Polls in April showed that only 19-25 per cent of Australians had favourable views towards the US president. Only 16 per cent of Australians believed the second Trump administration has been good for Australia.

The relationship between Mr Young and the Trumps reached its zenith with the signing of an agreement with Eric Trump, Executive Vice President of The Trump Organization and son of the president, at Mar-a-Lago in Florida on Valentine’s Day.

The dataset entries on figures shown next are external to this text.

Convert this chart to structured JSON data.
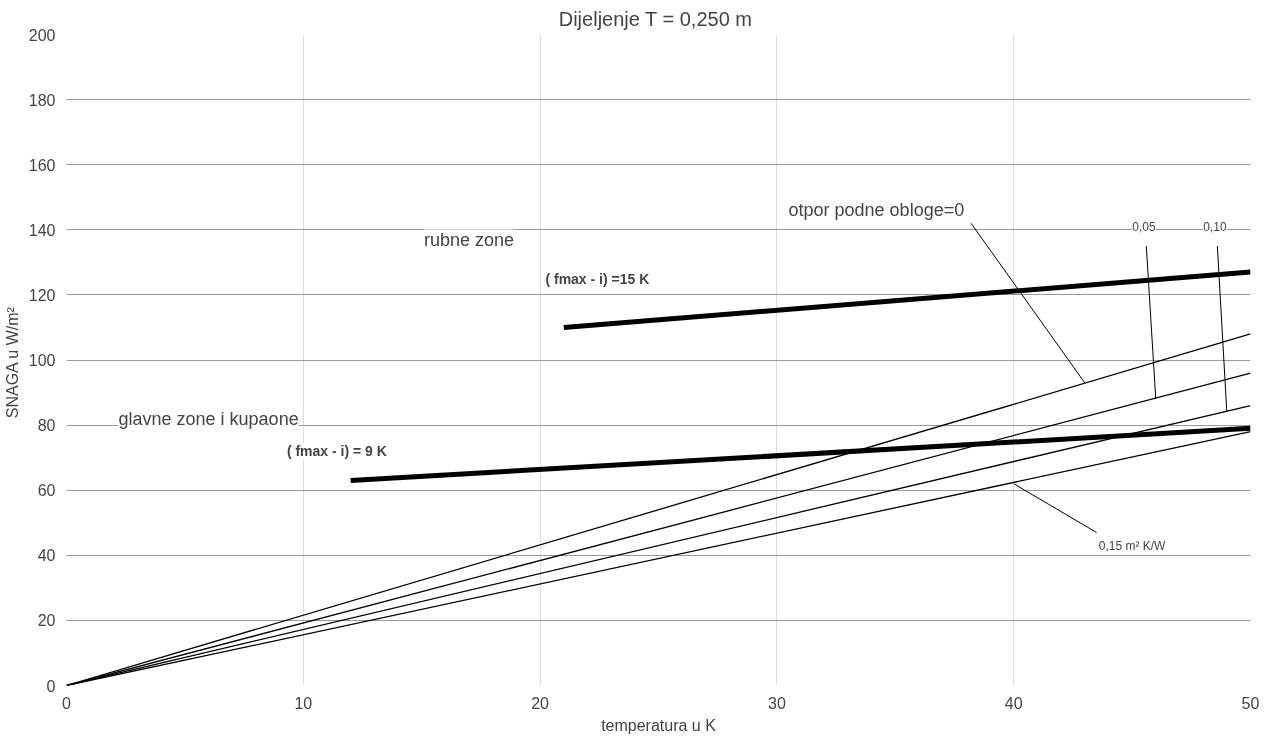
{
  "chart_data": {
    "type": "line",
    "title": "Dijeljenje  T = 0,250 m",
    "xlabel": "temperatura u K",
    "ylabel": "SNAGA u  W/m²",
    "xlim": [
      0,
      50
    ],
    "ylim": [
      0,
      200
    ],
    "xticks": [
      0,
      10,
      20,
      30,
      40,
      50
    ],
    "yticks": [
      0,
      20,
      40,
      60,
      80,
      100,
      120,
      140,
      160,
      180,
      200
    ],
    "grid": true,
    "line_style": "solid",
    "series": [
      {
        "color": "#000000",
        "x": [
          0,
          50
        ],
        "values": [
          0,
          108
        ]
      },
      {
        "color": "#000000",
        "x": [
          0,
          50
        ],
        "values": [
          0,
          96
        ]
      },
      {
        "color": "#000000",
        "x": [
          0,
          50
        ],
        "values": [
          0,
          86
        ]
      },
      {
        "color": "#000000",
        "x": [
          0,
          50
        ],
        "values": [
          0,
          78
        ]
      },
      {
        "color": "#000000",
        "x": [
          21,
          50
        ],
        "values": [
          110,
          127
        ]
      },
      {
        "color": "#000000",
        "x": [
          12,
          50
        ],
        "values": [
          63,
          79
        ]
      }
    ],
    "annotations": [
      {
        "text": "otpor podne obloge=0",
        "x": 43,
        "y": 93
      },
      {
        "text": "0,05",
        "x": 46,
        "y": 88
      },
      {
        "text": "0,10",
        "x": 49,
        "y": 84
      },
      {
        "text": "0,15 m² K/W",
        "x": 40,
        "y": 62
      },
      "rubne zone",
      "( fmax -  i) =15 K",
      "glavne zone i kupaone",
      "( fmax -  i) = 9 K"
    ]
  }
}
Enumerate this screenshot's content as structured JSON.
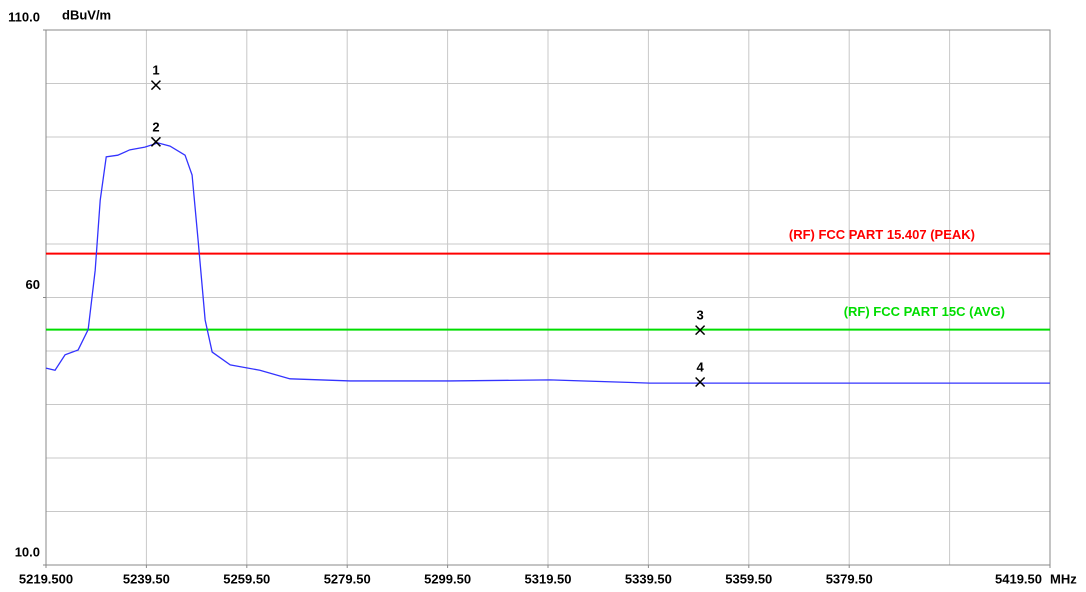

But the romance has quickly soured.

Mr Young has announced that the deal is off and put the blame on the Trump brand’s local reputation.

“Let’s just say that with the Iran war and everything else, the Trump brand was increasingly unpopular in Australia,” he said in a statement.

The Trumps, who have not been known for accepting disparagements on the chin, replied promptly, saying Mr Young’s “attempt to blame certain world events for our termination of the agreement is merely a ploy to distract from his own defaults and failures.”

They added that their local partner had fallen well short of expectations.

“After months of negotiations and empty promise, after empty promise, on a supposed $1.5bn project, (Mr Young’s property group) was unable to meet the most basic financial obligation due upon the execution of the agreement,” the Trump Organization statement read.

“Mr Young’s attempt to blame certain world events for our termination of the agreement is merely a ploy to distract from his own defaults and failures.”

Mr Young was more conciliatory about the breakup from the short-lived relationship.

Although he had labelled their brand toxic, Mr Young described this public reaction as “grossly unfair” on a brand that had “nothing to do with the President”. That link, he claimed, was driven by “pure sensationalism”.

“There is no acrimony between the Trump family and myself.”

What was from the outset a coupling that all the friends and onlookers strongly suspected wouldn’t last, surprised few with the seemingly inevitable denouement.

Article Q&A

Why did the Gold Coast Trump Tower project collapse?

The Queensland developer behind the proposed 91-storey Surfers Paradise skyscraper says the Trump brand had become too unpopular in Australia, particularly amid global political tensions involving the US president. The Trump Organization, however, claims the project failed because the local developer could not meet basic financial obligations tied to the agreement.

Was the Surfers Paradise Trump Tower project ever likely to proceed?

From the outset, there were doubts about the project’s viability. The site had sat vacant for a decade, public opposition was strong, and the developer had no track record delivering projects of comparable scale or complexity. Despite ambitious timelines, the proposal never reached formal planning stages.